Question: I have always considered myself a good person. I tried to live by the golden rule. Six years ago I suffered a very traumatic event that destroyed my faith in God and people. I became very ill, lost my job, my apartment and my car. Lived on the streets for almost 3 years, began to drink and abuse drugs. I have been taking small steps to improve my life but I have not been able to regain my faith. I still question why God allowed so much to happen to me when I always put others before my own wants and needs and treated people right?
The fact that you are even thinking about restoring yourself to a healthy sense of faith betrays the fact that you would like a relationship with God despite all that has happened. That also shows that somewhere down deep you still believe in some way–otherwise you wouldn’t care at all.
With this in mind it’s helpful to think about what life might be like if we never knew such tragedy? We would have nothing to compare the good with if we did not have evil in the world. That’s not the most comforting thought, to be sure. But another way to think about this is to consider how much stronger you are now than you were before you went through all this horrible stuff. Perhaps it’s not God who thrusted the bad stuff on you but rather, God can be seen in those who helped you get back to health, get off of drugs, back into an apartment or home and maybe even gave you a ride to work or a supermarket for a day?
We all want a God who saves us, but God doesn’t save us. What we believe as Catholics is that God suffers with us because God became one of us, even to our death. Besides a sense of understanding, God also chooses to REDEEM our suffering. Meaning that God can make all things whole again, even when all seems hopeless, even when people needlessly die, or suffer, of befall upon some tragedy. God, despite evil being in the world, can make it all OK again. Suffering and death never have the last word.

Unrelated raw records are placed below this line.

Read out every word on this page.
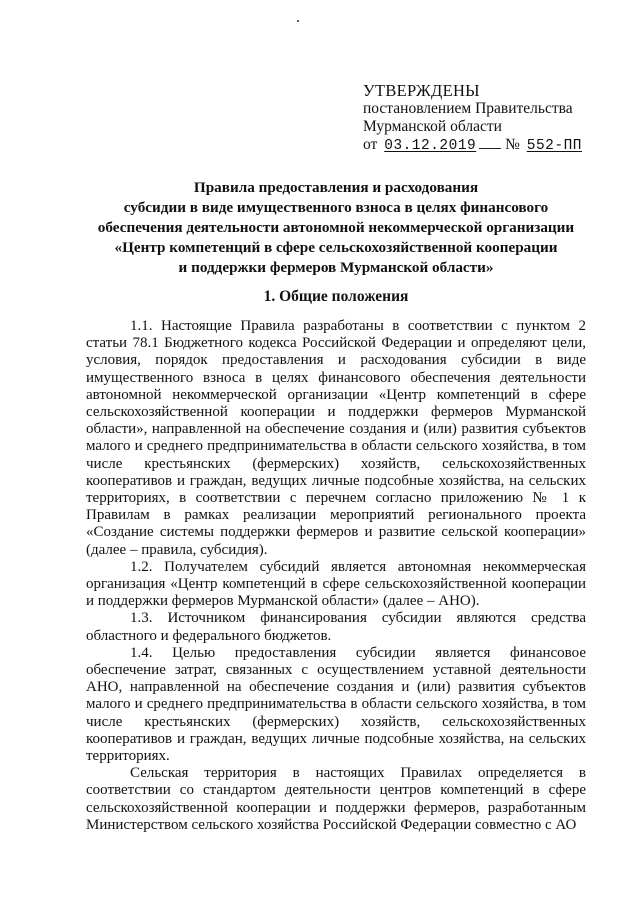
УТВЕРЖДЕНЫ
постановлением Правительства
Мурманской области
от 03.12.2019 № 552-ПП
Правила предоставления и расходования
субсидии в виде имущественного взноса в целях финансового
обеспечения деятельности автономной некоммерческой организации
«Центр компетенций в сфере сельскохозяйственной кооперации
и поддержки фермеров Мурманской области»
1. Общие положения

1.1. Настоящие Правила разработаны в соответствии с пунктом 2 статьи 78.1 Бюджетного кодекса Российской Федерации и определяют цели, условия, порядок предоставления и расходования субсидии в виде имущественного взноса в целях финансового обеспечения деятельности автономной некоммерческой организации «Центр компетенций в сфере сельскохозяйственной кооперации и поддержки фермеров Мурманской области», направленной на обеспечение создания и (или) развития субъектов малого и среднего предпринимательства в области сельского хозяйства, в том числе крестьянских (фермерских) хозяйств, сельскохозяйственных кооперативов и граждан, ведущих личные подсобные хозяйства, на сельских территориях, в соответствии с перечнем согласно приложению № 1 к Правилам в рамках реализации мероприятий регионального проекта «Создание системы поддержки фермеров и развитие сельской кооперации» (далее – правила, субсидия).

1.2. Получателем субсидий является автономная некоммерческая организация «Центр компетенций в сфере сельскохозяйственной кооперации и поддержки фермеров Мурманской области» (далее – АНО).

1.3. Источником финансирования субсидии являются средства областного и федерального бюджетов.

1.4. Целью предоставления субсидии является финансовое обеспечение затрат, связанных с осуществлением уставной деятельности АНО, направленной на обеспечение создания и (или) развития субъектов малого и среднего предпринимательства в области сельского хозяйства, в том числе крестьянских (фермерских) хозяйств, сельскохозяйственных кооперативов и граждан, ведущих личные подсобные хозяйства, на сельских территориях.

Сельская территория в настоящих Правилах определяется в соответствии со стандартом деятельности центров компетенций в сфере сельскохозяйственной кооперации и поддержки фермеров, разработанным Министерством сельского хозяйства Российской Федерации совместно с АО
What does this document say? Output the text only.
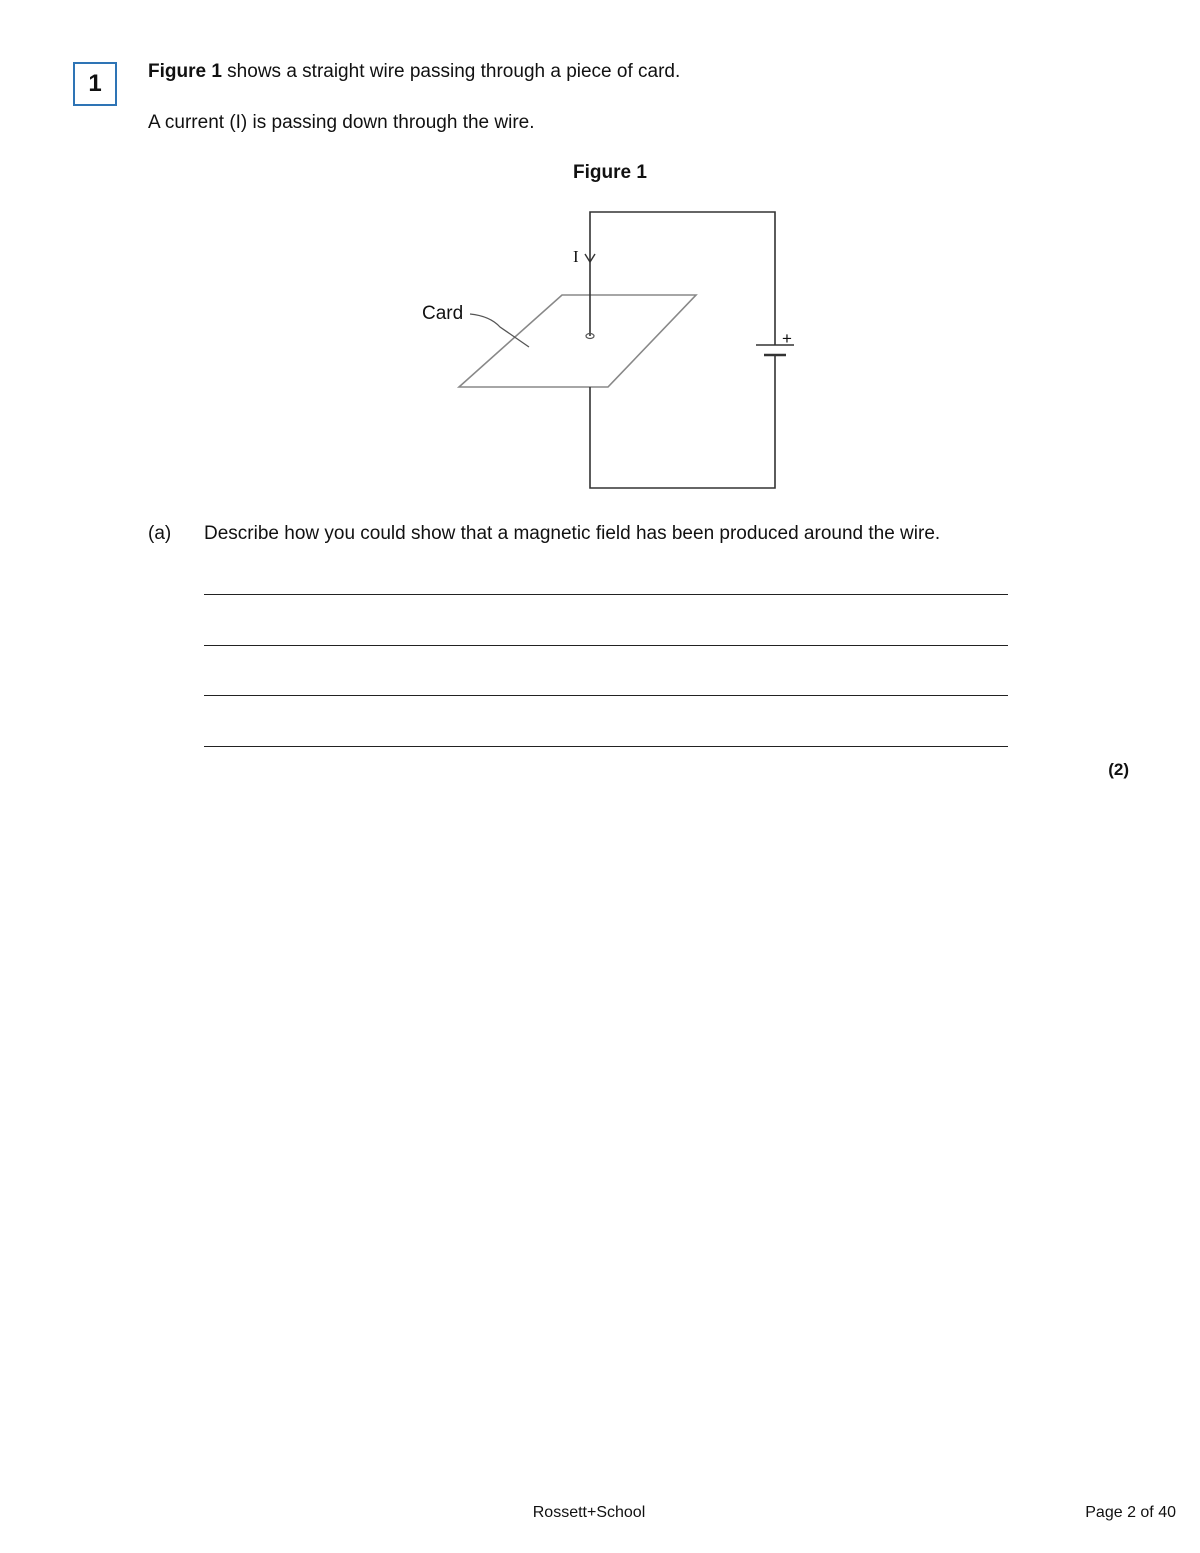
1 Figure 1 shows a straight wire passing through a piece of card.
A current (I) is passing down through the wire.
Figure 1
I
+
Card
(a) Describe how you could show that a magnetic field has been produced around the wire.
(2)
Rossett+School	Page 2 of 40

Certainly that’s hard to see when we are in the midst of suffering. But even small signs of faith are important to cling to during tough times. During this reconciliation process for you, consider even small things that are great in your life and really savor gratitude in your life–and know that God is there rejoicing with you over those times and sorrowful with you over the bad times as well.
Reading the Wisdom Literature in the Old Testament (Job, Wisdom, Psalms, Sirach are just some that may be helpful) provides us with some insight to this age old question. A second good book to read is by Rabbi Harold Kushner, Why Bad Things Happen to Good People. You could buy the Kindle Version for a mere dollar.
Lastly, it should be noted that people at the time of Jesus believed that God was cursing people with sickness or disease or some other malady. The healing miracles of Jesus show this to be fallacious thinking. By healing people that others considered sinful people because of their illness was something that Jesus railed against in his entire ministry. Taking note of that brings us to a new vision of God, one that suffers with rather than, inflicts suffering on His people.